Lancée aux Etats-Unis, reprise en Europe par la IIe Internationale en 1889, travestie par Pétain, la journée du 1er Mai a une longue histoire.

Combien se souviennent du 1er Mai américain de 1886 et des martyrs de Chicago ? Du Congrès à Paris de la IIe Internationale qui décida, le 14 juillet 1889, de l’organisation d’une manifestation internationale à date fixe en faveur de la journée légale de 8 heures ? Du premier 1er mai 1890 où les ouvriers, en grève, défilent, un triangle rouge à la boutonnière pour symboliser le partage de la journée en trois -travail, sommeil, loisir ? Du 1er mai 1891 à Fourmies où des manifestants pacifiques sont chargés par la troupe, fusillés à bout portant par le « Lebel », fusil emblématique de la Grande Guerre, utilisé là pour la première fois ? Des neuf morts de Fourmies parmi lesquels un enfant de 11 ans et quatre femmes dont Maria Blondeau, 18 ans, qui ouvrait le cortège, un bouquet d’aubépines à la main ?
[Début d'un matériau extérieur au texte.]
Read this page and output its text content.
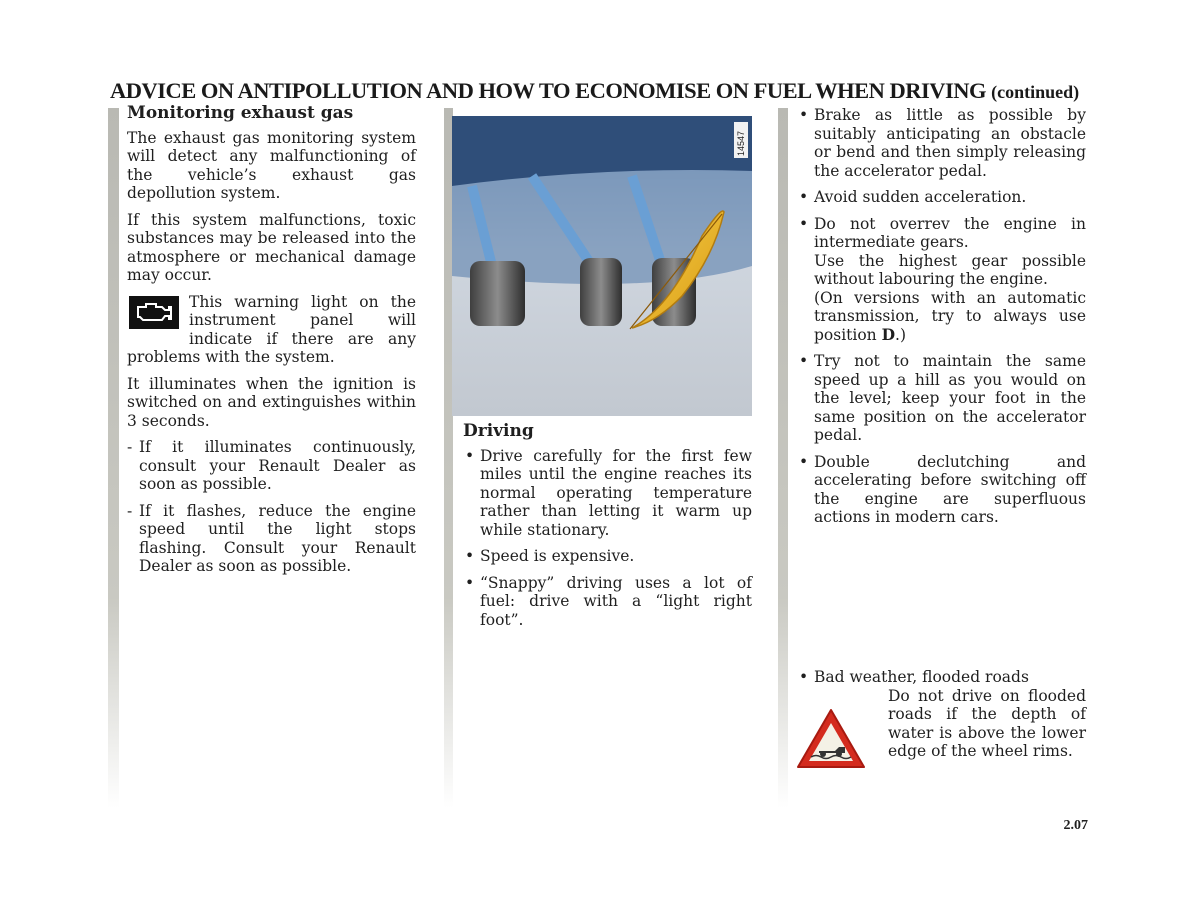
ADVICE ON ANTIPOLLUTION AND HOW TO ECONOMISE ON FUEL WHEN DRIVING (continued)
Monitoring exhaust gas

The exhaust gas monitoring system will detect any malfunctioning of the vehicle’s exhaust gas depollution system.

If this system malfunctions, toxic substances may be released into the atmosphere or mechanical damage may occur.

This warning light on the instrument panel will indicate if there are any problems with the system.

It illuminates when the ignition is switched on and extinguishes within 3 seconds.

- If it illuminates continuously, consult your Renault Dealer as soon as possible.
- If it flashes, reduce the engine speed until the light stops flashing. Consult your Renault Dealer as soon as possible.
14547
Driving
• Drive carefully for the first few miles until the engine reaches its normal operating temperature rather than letting it warm up while stationary.
• Speed is expensive.
• “Snappy” driving uses a lot of fuel: drive with a “light right foot”.
• Brake as little as possible by suitably anticipating an obstacle or bend and then simply releasing the accelerator pedal.
• Avoid sudden acceleration.
• Do not overrev the engine in intermediate gears.
Use the highest gear possible without labouring the engine.
(On versions with an automatic transmission, try to always use position D.)
• Try not to maintain the same speed up a hill as you would on the level; keep your foot in the same position on the accelerator pedal.
• Double declutching and accelerating before switching off the engine are superfluous actions in modern cars.
• Bad weather, flooded roads
Do not drive on flooded roads if the depth of water is above the lower edge of the wheel rims.
2.07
Tout a donc commencé aux Etats-Unis où de nombreuses manifestations de travailleurs ont eu lieu en ce début d’année 1886 pour réclamer la journée de 8 heures. Les affrontements avec la police sont souvent violents et le 3 mai 1886, à Chicago, il y a trois morts parmi les manifestants. Une marche de protestation est organisée le lendemain et, arrivée à Haymarket Square, alors que la manifestation se disperse, une bombe explose qui fait une quinzaine de morts dans les rangs de la police.

Huit militants anarchistes sont arrêtés. Seuls trois des huit suspects étaient présents au Haymarket Square le 4 mai mais comme le déclare le procureur lui-même lors du procès : « Ces huit hommes ont été choisis parce qu’ils sont des meneurs. Ils ne sont pas plus coupables que les milliers de personnes qui les suivent…Messieurs du jury, condamnez ces hommes, faites d’eux un exemple, faites-les pendre et vous sauverez nos institutions et notre société ».

Le 11 novembre 1887, Albert Parsons, August Spies, Adolph Fischer, George Engel sont pendus. Louis Lingg s’est pendu dans sa cellule la veille. L’exécution sera effroyable car les nœuds furent mal disposés pour que l’agonie soit plus longue…le temps qu’August Spies crie ces derniers mots : « Le temps viendra où notre silence sera plus puissant que les voix que vous étranglez aujourd’hui ».

Le 25 juin 1893, John Altgeld, gouverneur de l’Illinois, démontrera l’innocence des accusés et les morts seront réhabilités.

En décembre 1888, à St Louis, le Congrès de l’AFL-principal syndicat américain d’alors- décide de faire du 1er Mai une grande journée revendicative des travailleurs, décision relayée l’année suivante par la IIe Internationale.

Jamais le muguet ne remplacera l’églantine

Le triangle est remplacé dès 1892 par la fleur d’aubépine avec un ruban rouge, en hommage à Maria Blondeau.

En 1895, le socialiste Paul Brousse lance un concours dans son journal, pour inviter ses lectrices à choisir une fleur symbole. Peu à peu s’impose l’églantine, symbole de la Révolution française et fleur traditionnelle du nord de la France.

En 1907, le muguet, symbole du printemps en Île-de-France, remplace peu à peu l’églantine. Le brin de muguet est alors porté à la boutonnière avec un ruban rouge.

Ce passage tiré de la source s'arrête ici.